Duas descobertas envolvendo bactérias e plásticos movimentaram a academia científica neste ano. Primeiramente, pesquisadores da Universidade de São Paulo encontraram uma bactéria que consegue produzir um biopolímero. Em seguida, uma equipe da Universidade de Cambridge (Reino Unido) explorou a direção oposta: a degradação dos plásticos.

Chamada de Methylobacterium rhodesianum, a bactéria transforma o metano em um tipo de polímero ainda não caracterizado.

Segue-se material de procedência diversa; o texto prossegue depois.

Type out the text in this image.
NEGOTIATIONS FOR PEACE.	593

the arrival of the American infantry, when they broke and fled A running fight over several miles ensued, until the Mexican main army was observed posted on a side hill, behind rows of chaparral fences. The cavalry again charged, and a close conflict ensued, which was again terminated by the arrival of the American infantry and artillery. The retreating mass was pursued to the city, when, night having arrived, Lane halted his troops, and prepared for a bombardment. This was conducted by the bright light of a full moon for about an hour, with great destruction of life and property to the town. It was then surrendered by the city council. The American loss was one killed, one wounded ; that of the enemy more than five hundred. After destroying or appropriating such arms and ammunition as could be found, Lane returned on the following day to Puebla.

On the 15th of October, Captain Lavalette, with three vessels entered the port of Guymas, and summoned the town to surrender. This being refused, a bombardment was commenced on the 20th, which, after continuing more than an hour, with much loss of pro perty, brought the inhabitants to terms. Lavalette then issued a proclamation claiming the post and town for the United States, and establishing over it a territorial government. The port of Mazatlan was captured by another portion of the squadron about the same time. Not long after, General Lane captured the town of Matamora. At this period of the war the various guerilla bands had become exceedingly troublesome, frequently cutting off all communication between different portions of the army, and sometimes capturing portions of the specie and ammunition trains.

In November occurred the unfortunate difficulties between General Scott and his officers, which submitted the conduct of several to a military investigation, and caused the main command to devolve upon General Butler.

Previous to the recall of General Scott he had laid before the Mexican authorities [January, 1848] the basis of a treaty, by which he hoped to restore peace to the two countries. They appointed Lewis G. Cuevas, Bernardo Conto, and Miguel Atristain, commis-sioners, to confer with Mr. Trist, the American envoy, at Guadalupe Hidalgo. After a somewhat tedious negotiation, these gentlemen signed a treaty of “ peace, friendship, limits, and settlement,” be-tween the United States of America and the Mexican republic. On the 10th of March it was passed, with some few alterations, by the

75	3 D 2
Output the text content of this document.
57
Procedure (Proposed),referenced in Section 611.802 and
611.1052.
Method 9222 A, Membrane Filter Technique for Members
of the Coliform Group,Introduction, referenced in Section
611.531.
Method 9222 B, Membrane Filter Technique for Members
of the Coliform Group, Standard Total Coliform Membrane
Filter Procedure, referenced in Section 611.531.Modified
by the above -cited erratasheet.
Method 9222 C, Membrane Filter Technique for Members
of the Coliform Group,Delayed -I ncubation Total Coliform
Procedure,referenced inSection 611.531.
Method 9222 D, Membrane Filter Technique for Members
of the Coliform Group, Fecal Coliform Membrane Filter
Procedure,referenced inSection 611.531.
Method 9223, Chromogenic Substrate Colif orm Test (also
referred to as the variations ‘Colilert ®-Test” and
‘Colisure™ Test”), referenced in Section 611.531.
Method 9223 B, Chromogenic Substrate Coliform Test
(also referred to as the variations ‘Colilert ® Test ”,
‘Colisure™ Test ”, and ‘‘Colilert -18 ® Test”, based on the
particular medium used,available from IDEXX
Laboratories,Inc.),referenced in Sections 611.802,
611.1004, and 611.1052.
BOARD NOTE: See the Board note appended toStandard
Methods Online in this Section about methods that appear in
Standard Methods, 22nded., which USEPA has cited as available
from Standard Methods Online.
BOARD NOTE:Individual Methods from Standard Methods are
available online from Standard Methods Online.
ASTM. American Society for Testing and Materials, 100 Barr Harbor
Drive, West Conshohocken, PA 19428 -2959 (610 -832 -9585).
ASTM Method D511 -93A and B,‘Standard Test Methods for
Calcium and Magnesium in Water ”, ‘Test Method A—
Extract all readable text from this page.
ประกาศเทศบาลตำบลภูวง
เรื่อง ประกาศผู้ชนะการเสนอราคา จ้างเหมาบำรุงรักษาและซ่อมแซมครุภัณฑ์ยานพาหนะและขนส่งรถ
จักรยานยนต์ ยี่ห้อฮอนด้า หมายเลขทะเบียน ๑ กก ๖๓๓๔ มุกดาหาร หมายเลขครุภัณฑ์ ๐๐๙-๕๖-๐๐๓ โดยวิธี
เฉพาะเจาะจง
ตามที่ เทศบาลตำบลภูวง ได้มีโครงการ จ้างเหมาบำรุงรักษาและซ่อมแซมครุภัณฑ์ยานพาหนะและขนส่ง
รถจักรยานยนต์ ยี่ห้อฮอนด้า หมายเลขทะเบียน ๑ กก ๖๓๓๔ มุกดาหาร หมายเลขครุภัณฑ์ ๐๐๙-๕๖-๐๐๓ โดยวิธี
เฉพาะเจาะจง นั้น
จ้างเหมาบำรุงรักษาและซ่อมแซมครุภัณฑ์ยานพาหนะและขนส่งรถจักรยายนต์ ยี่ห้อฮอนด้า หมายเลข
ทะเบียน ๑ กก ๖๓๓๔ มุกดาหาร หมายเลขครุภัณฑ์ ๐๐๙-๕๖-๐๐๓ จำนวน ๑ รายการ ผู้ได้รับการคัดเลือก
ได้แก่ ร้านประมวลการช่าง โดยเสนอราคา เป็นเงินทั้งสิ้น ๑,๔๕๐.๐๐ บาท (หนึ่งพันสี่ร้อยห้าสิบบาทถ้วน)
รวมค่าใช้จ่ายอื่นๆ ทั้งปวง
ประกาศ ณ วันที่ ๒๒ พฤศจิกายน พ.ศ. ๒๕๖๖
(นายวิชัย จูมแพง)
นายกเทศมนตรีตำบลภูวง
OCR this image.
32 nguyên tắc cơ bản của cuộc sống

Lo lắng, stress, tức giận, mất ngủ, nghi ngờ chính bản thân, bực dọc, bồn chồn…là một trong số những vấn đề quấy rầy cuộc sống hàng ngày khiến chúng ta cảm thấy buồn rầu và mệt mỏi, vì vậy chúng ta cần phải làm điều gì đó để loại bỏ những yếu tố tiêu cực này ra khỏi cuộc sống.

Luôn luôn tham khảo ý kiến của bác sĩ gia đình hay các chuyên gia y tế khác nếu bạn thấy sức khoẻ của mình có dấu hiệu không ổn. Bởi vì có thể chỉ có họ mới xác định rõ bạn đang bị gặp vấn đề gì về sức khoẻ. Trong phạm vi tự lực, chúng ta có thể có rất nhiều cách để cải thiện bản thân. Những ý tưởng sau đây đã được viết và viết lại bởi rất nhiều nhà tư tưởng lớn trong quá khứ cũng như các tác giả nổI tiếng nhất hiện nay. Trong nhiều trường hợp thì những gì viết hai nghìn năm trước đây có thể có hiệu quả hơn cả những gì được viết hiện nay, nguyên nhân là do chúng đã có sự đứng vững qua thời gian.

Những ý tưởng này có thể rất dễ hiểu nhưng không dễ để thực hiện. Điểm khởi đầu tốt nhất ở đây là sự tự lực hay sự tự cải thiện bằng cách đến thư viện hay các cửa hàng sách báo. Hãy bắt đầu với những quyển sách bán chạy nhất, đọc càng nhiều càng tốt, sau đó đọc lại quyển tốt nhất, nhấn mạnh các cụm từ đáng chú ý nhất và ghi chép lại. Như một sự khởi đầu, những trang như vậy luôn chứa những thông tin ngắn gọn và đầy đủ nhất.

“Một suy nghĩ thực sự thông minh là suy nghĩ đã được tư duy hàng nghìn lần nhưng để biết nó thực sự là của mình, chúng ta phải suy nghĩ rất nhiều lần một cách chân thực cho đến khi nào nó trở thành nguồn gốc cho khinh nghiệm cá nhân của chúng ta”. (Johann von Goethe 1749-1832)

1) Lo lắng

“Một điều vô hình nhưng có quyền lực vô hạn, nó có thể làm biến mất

Já a Methylobacterium extorquens é produtora de PHB, ou polihidroxibutirato, um polímero da família dos polihidroxialcanoatos (PHA) com características físicas e mecânicas semelhantes às de resinas sintéticas, como o polipropileno.

“A ideia da nossa pesquisa é utilizar um substrato mais barato do que o açúcar – neste caso, o metano e o metanol – para produzir o PHB e viabilizar comercialmente sua produção por uma rota biológica.” – afirmou Elen Aquino Perpétuo, coordenadora do projeto.

Em direção contrária, as bactérias presentes na lagarta da mariposa Galleria mellonella são responsáveis por degradar polímeros.

“A lagarta produz algo que quebra as ligações químicas, talvez em suas glândulas salivares ou uma bactéria simbiótica em seu intestino. O próximo passo para nós será tentar identificar os processos moleculares nesta reação e ver se podemos isolar a enzima responsável.” – disse o professor Paolo Bombelli.